Il cuore della donna è diverso da quello maschile. E se è vero che in età giovanile normalmente esiste la protezione degli ormoni tipici della vita fertile quando si è giovani, è altrettanto innegabile che col passare del tempo l’infarto tende a manifestarsi sempre di più nel sesso femminile. E non è certo l’unica lesione cui fare attenzione. Lo ricorda il documento The Lancet Women and Cardiovascular Disease Commission, che pone l’obiettivo di ridurre l’incidenza delle malattie cardiovascolari nella popolazione femminile a livello globale entro il 2030, partendo dal fatto che a tutt’oggi ne rappresentano la prima causa di mortalità.
Infatti, nonostante queste osservazioni, le donne continuano ad essere meno studiate, meno rappresentate nei principali studi clinici, sotto diagnosticate, sotto trattate, con conseguente aumento di complicazioni e di mortalità. A ricordarlo sono gli esperti presenti al congresso di ARCA (Associazioni Regionali Cardiologi Ambulatoriali), che ha anche messo in luce come esistano specifiche condizioni femminili che vanno tenute presenti, per “puntare” il mirino della prevenzione e della diagnosi su chi presenta queste situazioni che possono aumentare il rischio. Come ricorda Giovanni Battista Zito, Presidente di ARCA “è ormai chiaro che uomini e donne non sono uguali in medicina.
Si ammalano in modo diverso, di malattie differenti, non hanno gli stessi sintomi e rispondono in maniera dissimile alle terapie. Riconoscere e valorizzare queste differenze permette di fornire terapie più appropriate allo scopo di garantire a ogni persona la cura migliore, rafforzando il concetto di centralità del paziente e di personalizzazione delle cure.”
Attenzione particolare in questi casi
Le ricerche più recenti mostrano chiaramente come esistano elementi cui prestare particolare attenzione, in termini di possibile rischio. Parlando di elementi di pericolo, ad esempio, il ruolo del fumo di sigaretta nella definizione del rischio cardiovascolare appare diverso nel sesso femminile: per le donne basterebbe infatti fumare un terzo delle sigarette dell’uomo per essere esposta al medesimo livello di rischio.
Ancora: nelle donne sono più frequenti, parlando in termini generali, le malattie autoimmuni, legate ad una sorta di “errore” del sistema difensivo che si scatena nei confronti di parti dell’organismo, come avviene in caso di artrite reumatoide. Ebbene, queste condizioni inducono uno stato di infiammazione cronica generalizzata che può ripercuotersi anche su cuore e vasi. Ancora: chi entra precocemente in menopausa può presentare un rischio cardiovascolare superiore rispetto a chi invece ha una menopausa tardiva.

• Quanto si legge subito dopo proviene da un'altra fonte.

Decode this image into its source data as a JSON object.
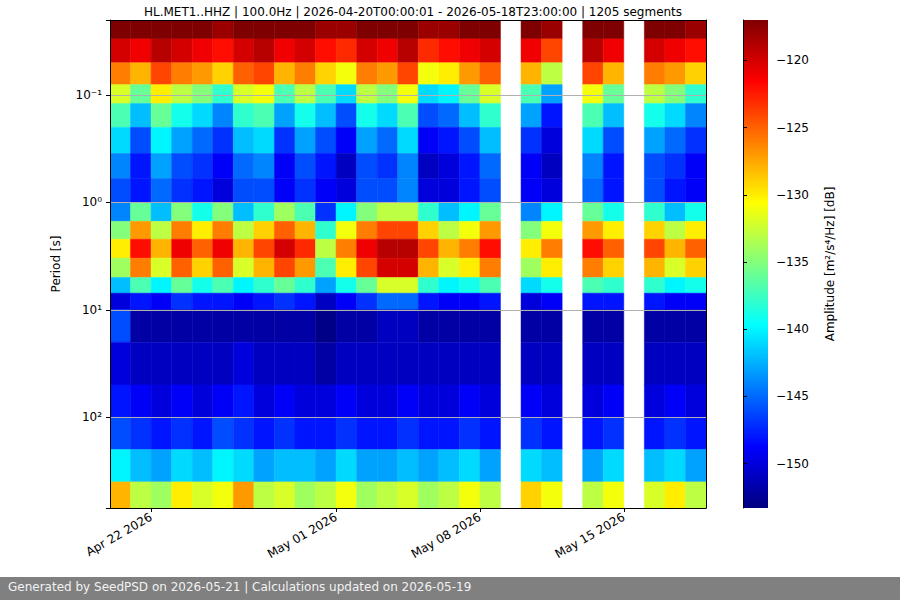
{
  "chart_data": {
    "type": "heatmap",
    "title": "HL.MET1..HHZ | 100.0Hz | 2026-04-20T00:00:01 - 2026-05-18T23:00:00 | 1205 segments",
    "ylabel": "Period [s]",
    "log": "y",
    "grid": true,
    "xlim": [
      "2026-04-20",
      "2026-05-19"
    ],
    "xticks": [
      {
        "value": "2026-04-22",
        "label": "Apr 22 2026"
      },
      {
        "value": "2026-05-01",
        "label": "May 01 2026"
      },
      {
        "value": "2026-05-08",
        "label": "May 08 2026"
      },
      {
        "value": "2026-05-15",
        "label": "May 15 2026"
      }
    ],
    "ylim": [
      0.02,
      700
    ],
    "yticks": [
      {
        "value": 0.1,
        "label": "10⁻¹"
      },
      {
        "value": 1,
        "label": "10⁰"
      },
      {
        "value": 10,
        "label": "10¹"
      },
      {
        "value": 100,
        "label": "10²"
      }
    ],
    "x_bins": [
      "2026-04-20",
      "2026-04-21",
      "2026-04-22",
      "2026-04-23",
      "2026-04-24",
      "2026-04-25",
      "2026-04-26",
      "2026-04-27",
      "2026-04-28",
      "2026-04-29",
      "2026-04-30",
      "2026-05-01",
      "2026-05-02",
      "2026-05-03",
      "2026-05-04",
      "2026-05-05",
      "2026-05-06",
      "2026-05-07",
      "2026-05-08",
      "2026-05-09",
      "2026-05-10",
      "2026-05-11",
      "2026-05-12",
      "2026-05-13",
      "2026-05-14",
      "2026-05-15",
      "2026-05-16",
      "2026-05-17",
      "2026-05-18",
      "2026-05-19"
    ],
    "y_bins": [
      0.02,
      0.03,
      0.05,
      0.08,
      0.12,
      0.2,
      0.35,
      0.6,
      1,
      1.5,
      2.2,
      3.3,
      5,
      7,
      10,
      20,
      50,
      100,
      200,
      400,
      700
    ],
    "cells": [
      [
        -117,
        -117,
        -117,
        -117,
        -117,
        -118,
        -117,
        -117,
        -117,
        -117,
        -118,
        -118,
        -117,
        -117,
        -117,
        -118,
        -118,
        -117,
        -117,
        null,
        -117,
        -118,
        null,
        -117,
        -117,
        null,
        -117,
        -117,
        -118
      ],
      [
        -120,
        -121,
        -119,
        -120,
        -121,
        -122,
        -120,
        -119,
        -121,
        -120,
        -122,
        -123,
        -120,
        -121,
        -119,
        -123,
        -122,
        -121,
        -120,
        null,
        -121,
        -124,
        null,
        -119,
        -121,
        null,
        -120,
        -121,
        -122
      ],
      [
        -126,
        -128,
        -124,
        -126,
        -127,
        -129,
        -125,
        -124,
        -128,
        -126,
        -129,
        -131,
        -126,
        -127,
        -124,
        -131,
        -130,
        -127,
        -125,
        null,
        -128,
        -133,
        null,
        -124,
        -128,
        null,
        -126,
        -127,
        -129
      ],
      [
        -132,
        -136,
        -130,
        -133,
        -135,
        -138,
        -132,
        -131,
        -137,
        -133,
        -137,
        -141,
        -133,
        -135,
        -131,
        -141,
        -140,
        -136,
        -132,
        null,
        -137,
        -143,
        null,
        -131,
        -136,
        null,
        -133,
        -135,
        -138
      ],
      [
        -137,
        -142,
        -136,
        -139,
        -141,
        -144,
        -138,
        -137,
        -143,
        -139,
        -142,
        -146,
        -139,
        -141,
        -137,
        -146,
        -145,
        -142,
        -138,
        null,
        -143,
        -148,
        null,
        -137,
        -142,
        null,
        -139,
        -141,
        -144
      ],
      [
        -141,
        -146,
        -140,
        -143,
        -145,
        -147,
        -142,
        -141,
        -147,
        -143,
        -146,
        -149,
        -143,
        -145,
        -141,
        -149,
        -148,
        -146,
        -142,
        null,
        -147,
        -150,
        null,
        -141,
        -146,
        null,
        -143,
        -145,
        -147
      ],
      [
        -144,
        -148,
        -143,
        -146,
        -147,
        -149,
        -145,
        -144,
        -149,
        -146,
        -148,
        -151,
        -146,
        -147,
        -144,
        -151,
        -150,
        -148,
        -145,
        null,
        -149,
        -151,
        null,
        -144,
        -148,
        null,
        -146,
        -147,
        -149
      ],
      [
        -146,
        -148,
        -145,
        -147,
        -148,
        -150,
        -146,
        -146,
        -149,
        -147,
        -149,
        -150,
        -146,
        -146,
        -144,
        -150,
        -150,
        -148,
        -146,
        null,
        -149,
        -150,
        null,
        -145,
        -148,
        null,
        -146,
        -148,
        -149
      ],
      [
        -144,
        -136,
        -142,
        -135,
        -139,
        -135,
        -142,
        -138,
        -134,
        -137,
        -147,
        -140,
        -135,
        -133,
        -133,
        -138,
        -142,
        -140,
        -136,
        null,
        -144,
        -140,
        null,
        -136,
        -139,
        null,
        -138,
        -142,
        -139
      ],
      [
        -135,
        -127,
        -133,
        -126,
        -130,
        -126,
        -133,
        -129,
        -125,
        -128,
        -138,
        -131,
        -126,
        -124,
        -124,
        -129,
        -133,
        -131,
        -127,
        null,
        -135,
        -131,
        null,
        -127,
        -130,
        null,
        -129,
        -133,
        -130
      ],
      [
        -130,
        -122,
        -128,
        -121,
        -125,
        -121,
        -128,
        -124,
        -120,
        -123,
        -133,
        -126,
        -121,
        -119,
        -119,
        -124,
        -128,
        -126,
        -122,
        null,
        -130,
        -126,
        null,
        -122,
        -125,
        null,
        -124,
        -128,
        -125
      ],
      [
        -134,
        -126,
        -132,
        -125,
        -129,
        -125,
        -132,
        -128,
        -124,
        -127,
        -137,
        -130,
        -124,
        -120,
        -120,
        -128,
        -132,
        -130,
        -126,
        null,
        -134,
        -130,
        null,
        -126,
        -129,
        null,
        -128,
        -132,
        -129
      ],
      [
        -142,
        -137,
        -140,
        -136,
        -139,
        -137,
        -140,
        -138,
        -136,
        -138,
        -143,
        -139,
        -136,
        -132,
        -132,
        -138,
        -140,
        -139,
        -137,
        null,
        -141,
        -139,
        null,
        -137,
        -138,
        null,
        -138,
        -140,
        -139
      ],
      [
        -150,
        -148,
        -149,
        -147,
        -148,
        -148,
        -149,
        -148,
        -147,
        -148,
        -151,
        -149,
        -147,
        -145,
        -145,
        -148,
        -149,
        -149,
        -148,
        null,
        -150,
        -149,
        null,
        -148,
        -148,
        null,
        -148,
        -149,
        -149
      ],
      [
        -146,
        -152,
        -152,
        -152,
        -152,
        -152,
        -152,
        -152,
        -152,
        -152,
        -153,
        -152,
        -152,
        -151,
        -151,
        -152,
        -152,
        -152,
        -152,
        null,
        -152,
        -152,
        null,
        -152,
        -152,
        null,
        -152,
        -152,
        -152
      ],
      [
        -150,
        -151,
        -151,
        -151,
        -151,
        -151,
        -150,
        -151,
        -151,
        -151,
        -152,
        -151,
        -151,
        -151,
        -151,
        -151,
        -151,
        -151,
        -151,
        null,
        -151,
        -151,
        null,
        -151,
        -151,
        null,
        -151,
        -151,
        -151
      ],
      [
        -148,
        -149,
        -150,
        -149,
        -150,
        -149,
        -148,
        -150,
        -149,
        -150,
        -150,
        -149,
        -150,
        -150,
        -149,
        -150,
        -150,
        -149,
        -150,
        null,
        -149,
        -150,
        null,
        -150,
        -149,
        null,
        -150,
        -149,
        -150
      ],
      [
        -146,
        -147,
        -148,
        -147,
        -148,
        -146,
        -147,
        -148,
        -147,
        -148,
        -148,
        -147,
        -148,
        -148,
        -147,
        -148,
        -148,
        -147,
        -148,
        null,
        -147,
        -148,
        null,
        -148,
        -147,
        null,
        -148,
        -147,
        -148
      ],
      [
        -140,
        -142,
        -143,
        -141,
        -142,
        -140,
        -141,
        -143,
        -142,
        -142,
        -143,
        -141,
        -143,
        -143,
        -142,
        -143,
        -142,
        -141,
        -143,
        null,
        -141,
        -142,
        null,
        -143,
        -141,
        null,
        -142,
        -141,
        -143
      ],
      [
        -128,
        -133,
        -134,
        -130,
        -132,
        -131,
        -127,
        -133,
        -132,
        -134,
        -133,
        -131,
        -134,
        -133,
        -132,
        -134,
        -133,
        -131,
        -133,
        null,
        -129,
        -131,
        null,
        -133,
        -131,
        null,
        -132,
        -130,
        -133
      ]
    ],
    "colorbar_label": "Amplitude [m²/s⁴/Hz] [dB]",
    "clim": [
      -153.3,
      -117
    ],
    "cticks": [
      {
        "value": -150,
        "label": "−150"
      },
      {
        "value": -145,
        "label": "−145"
      },
      {
        "value": -140,
        "label": "−140"
      },
      {
        "value": -135,
        "label": "−135"
      },
      {
        "value": -130,
        "label": "−130"
      },
      {
        "value": -125,
        "label": "−125"
      },
      {
        "value": -120,
        "label": "−120"
      }
    ],
    "footer": "Generated by SeedPSD on 2026-05-21 | Calculations updated on 2026-05-19"
  }
}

La sindrome dell’ovaio policistico può compromettere la salute cardiovascolare delle donne in età giovane tra i 30 e 40 anni, che presentano un rischio più alto (del 19%) rispetto alle coetanee che non hanno disturbi ovarici, essendo più soggette a sovrappeso/obesità, ipertensione, diabete, dislipidemia e sindrome metabolica. Infine, chi ha sofferto gestosi e di ipertensione durante la gravidanza presenta un rischio molto più elevato di far fronte a problemi cardiovascolari, così come accade a chi ha sviluppato diabete nella dolce attesa. Si tratta solo di esempi, che però definiscono l’importanza di una cardiologia su misura per la donna.
Un’indagine spiega la scarsa attenzione al cuore
In occasione del convegno sono stati resi noti i dati di una ricerca (Carin Women) condotta dagli specialisti di ARCA che ha coinvolto quasi 5600 donne in Italia. nel emerge un quadro che deve migliorare. Solo il 15% delle partecipanti ritiene che il rischio cardiovascolare sia maggiore nel sesso femminile rispetto al sesso maschile, e ben il 27% pensa che il rischio sia inferiore.
Solo il 20% dichiara di riuscire a svolgere regolarmente attività fisica, sebbene la maggior parte riconosca che serva a ridurre il rischio di eventi cardiovascolari, mentre il 31% l’ha equiparata ai lavori casalinghi. Per quel che concerne la sana alimentazione, molte donne non arrivano alle 5 dosi consigliate ogni giorno di frutta e verdura e in generale solo una su tre dichiara corrette abitudini alimentari (33%), di praticare attività fisica regolare (28%), e di voler abbandonare il fumo (15%).